End of life decision making is controversial.  Even planning for the end of life can be controversial, as we saw when discussions regarding end of life care were branded as “death panels.”  “Death with Dignity” laws allow (but do not encourage) assisted suicide for those who are terminally ill; the Catholic bishops have responded that

a society that devalues some people’s lives, by hastening and facilitating their deaths, will ultimately lose respect for their other rights and freedoms.  (See more on the bishops’ thoughts on health care here.)

The disability rights group Not Dead Yet views laws allowing assisted suicide or withdrawal of life sustaining treatment  as “deadly forms of discrimination” against people with disabilities.  In 2005, the country was captivated by the case of Terri Schiavo, who lived in a persistent vegetative state for 15 years while her husband and parents battled about whether or not her body should be kept alive.  Her husband ultimately succeeded in following what he said were Terri’s wishes–to be allowed to die–but controversy over the case still lives.

One way that people of sound mind can make end of life decisions before reaching the end of life is by having an advance directive or “living will.”  All states allow such directives, though there is some variation around requirements (you can get information for your state here).

According to the American Bar Association, an advance directive does not guarantee that a person’s wishes will be followed. It does release physicians and others from liability if they follow the person’s wishes.  It makes allowing death less controversial; providers and family members are more likely to know exactly what the dying person wants.  But generally, even if there is no legal advance directive, life support can be removed if everyone (health care team and family members) believe that is the right course of action (for a person who can longer make decisions or survive independent of technological assistance).

Except if that person is pregnant.

In the case of a pregnant woman, the state decides, and in many states–no matter what the woman, her family, or her medical care team want–her advance directive cannot be followed.  She must be kept alive as an incubator for her fetus.

This issue has come to light because of the case of Texas resident Marlise Munoz.  Marlise and her husband Erick, the parents of a toddler, “had talked specifically about not wanting ‘to be kept alive by machine.’”  In November 2013, Marlise, who was 14 weeks pregnant, collapsed.  Reports suggest that she may have suffered a pulmonary embolism; in any case, her brain was deprived of oxygen, she has not regained consciousness, and as of December 23, 2013, she remains in intensive care on a ventilator.  Erick said said he has reached “the point where you wish that your wife’s body would stop.”  He believes that is his wife’s wish as well.

But Texas law trumps the wishes of the couple.  Marlise must be kept artificially alive until the fetus is developed sufficiently to live outside her body.  The health of the fetus (who was deprived of oxygen when Marlise was) is not known–it is only known that it has a heartbeat.  And that heartbeat is more important to Texas law than the humanity of the woman who sustains it or of the man who must raise the resulting child.

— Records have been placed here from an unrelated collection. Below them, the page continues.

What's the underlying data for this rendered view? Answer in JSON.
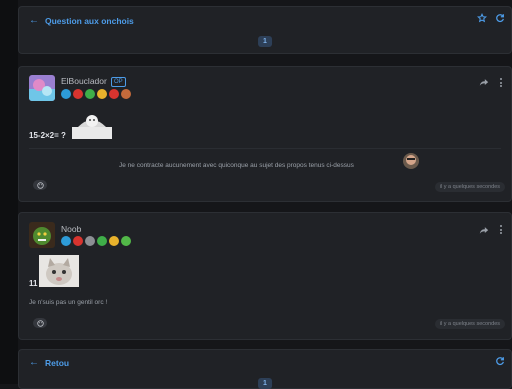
{
  "topic": {
    "title": "Question aux onchois",
    "page_current": "1",
    "icons": [
      "arrow-left-icon",
      "star-icon",
      "refresh-icon"
    ]
  },
  "posts": [
    {
      "author": "ElBouclador",
      "op_label": "OP",
      "badges": [
        "#2d9bd8",
        "#d8342f",
        "#3fae49",
        "#e8b22c",
        "#d8342f",
        "#c36a3b"
      ],
      "content_text": "15-2×2= ?",
      "signature": "Je ne contracte aucunement avec quiconque au sujet des propos tenus ci-dessus",
      "timestamp": "il y a quelques secondes"
    },
    {
      "author": "Noob",
      "badges": [
        "#2d9bd8",
        "#d8342f",
        "#8c8f94",
        "#3fae49",
        "#e8b22c",
        "#52b848"
      ],
      "content_number": "11",
      "content_text": "Je n'suis pas un gentil orc !",
      "timestamp": "il y a quelques secondes"
    }
  ],
  "footer": {
    "back_label": "Retou",
    "page_current": "1"
  },
  "colors": {
    "accent": "#4d9ce8",
    "card": "#202226",
    "background": "#151619"
  }
}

The Center for Women Policy Studies published a report by Megan Greene and Leslie Wolfe, “Pregnancy Exclusions in State Living Will and Medical Proxy Statutes,” which  summarizes the legal rights of pregnant women to have their end-of-life wishes respected with the same accord given other human beings.

According to the report (follow the link above to get the specific information about your state):

  • 12 states automatically invalidate a woman’s advance directive if she is pregnant.
  • 14 states follow the Uniform Rights of the Terminally Ill Act (URTIA), which requires that a pregnant woman be given life sustaining treatment  if it is probable that the fetus will develop to the point of live birth.  Four of these states offer an exemption “if continuing treatment will be physically harmful to the woman or prolong severe pain which cannot be alleviated by medication.”  In the remaining 10 states, apparently the woman just has to suffer.
  • 4 states use a fetal viability standard to determine the enforceability of an advance directive.
  • 14 states (and D.C.) have no statutory language regarding advance directives and  pregnancy.  This opens the cases of pregnant women to protracted legal battles.
  • 5 states offer clear options regarding pregnancy that allow fertile women to specify if they would have different wishes if they were pregnant.

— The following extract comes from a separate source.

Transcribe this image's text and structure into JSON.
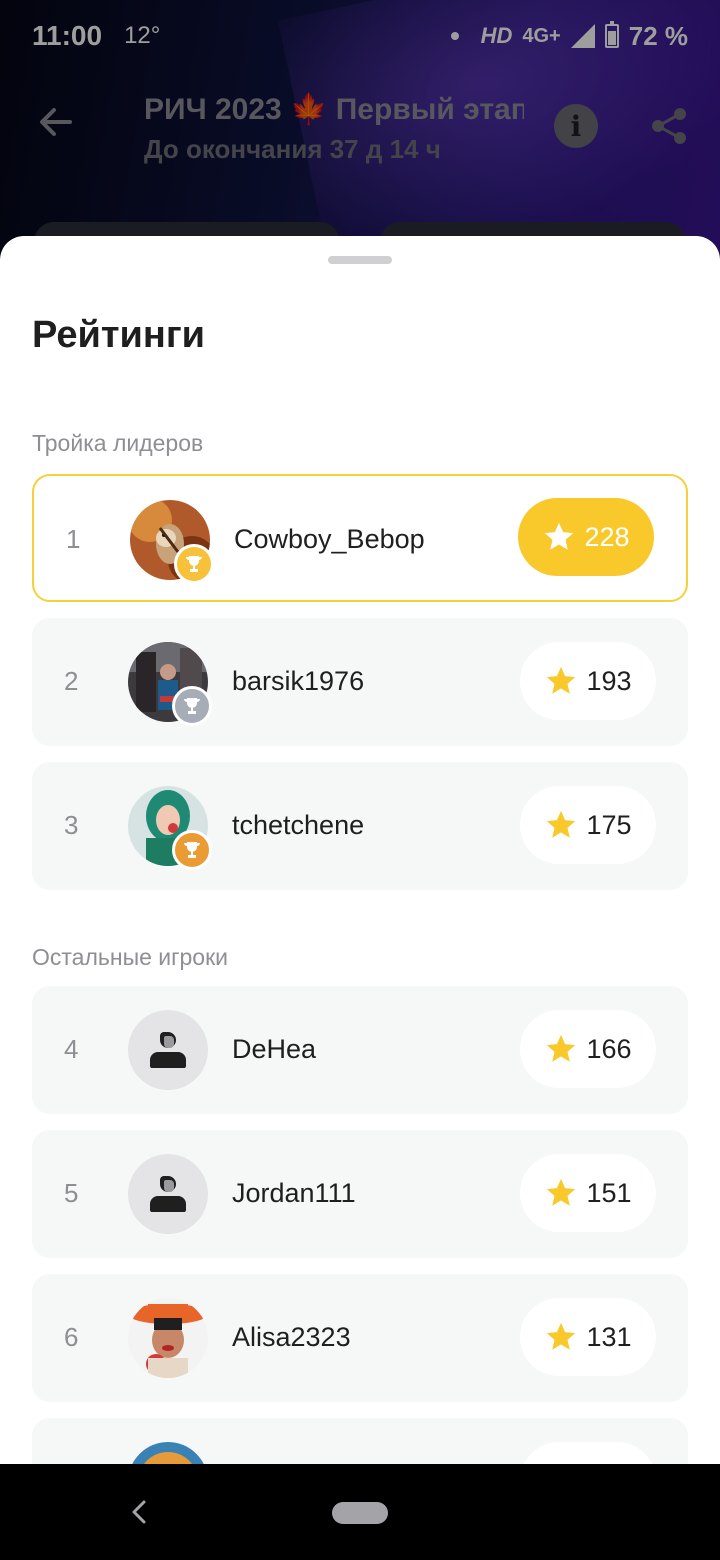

As noted by the blogger mataliandy in the Daily Kos in 2005:

In many states, the fetus takes precedence over the mother. If you are in any stage of pregnancy, your Living Will could be as invalid as if you had never written it.

If you are in a coma…it’s preferred that you remain comatose, and maybe die or slide into a persistent vegetative state as a result, so the fetus you may not even know exists can probably die anyway, but later.

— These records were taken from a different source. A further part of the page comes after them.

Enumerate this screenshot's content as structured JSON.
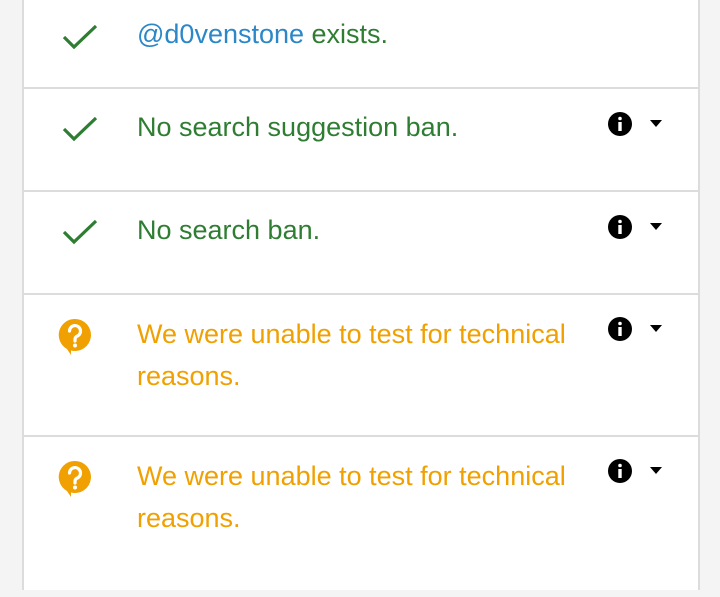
{
  "results": [
    {
      "status": "ok",
      "status_icon": "check-icon",
      "handle": "@d0venstone",
      "text": " exists.",
      "has_details": false
    },
    {
      "status": "ok",
      "status_icon": "check-icon",
      "text": "No search suggestion ban.",
      "has_details": true
    },
    {
      "status": "ok",
      "status_icon": "check-icon",
      "text": "No search ban.",
      "has_details": true
    },
    {
      "status": "unknown",
      "status_icon": "question-bubble-icon",
      "text": "We were unable to test for technical reasons.",
      "has_details": true
    },
    {
      "status": "unknown",
      "status_icon": "question-bubble-icon",
      "text": "We were unable to test for technical reasons.",
      "has_details": true
    }
  ],
  "icons": {
    "details": "info-icon",
    "expand": "caret-down-icon"
  },
  "colors": {
    "ok": "#2e7d32",
    "unknown": "#f0a000",
    "handle": "#2b87c8",
    "divider": "#dcdcdc"
  }
}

If you are pregnant, no matter who you are, no matter what good you may have brought to this world, no matter your wishes, no matter the impact on your family, you are an afterthought.

In most states, if you are pregnant, the “culture of life” does not include your life beyond the extent to which your mechanically-supported body can be used for breeding. If you are in a coma, your potential recovery must be sacrificed so that the breeding function can continue. If you are vegetative, you are not worthy of a dignified end until the breeding function ends.

So in case you were wondering if women have the same human rights as other humans, they don’t.  And if we devalue women’s humanity when they are pregnant, doesn’t it follow, in the words of the Catholic bishops, that society will ultimately lose respect for women’s other rights and freedoms?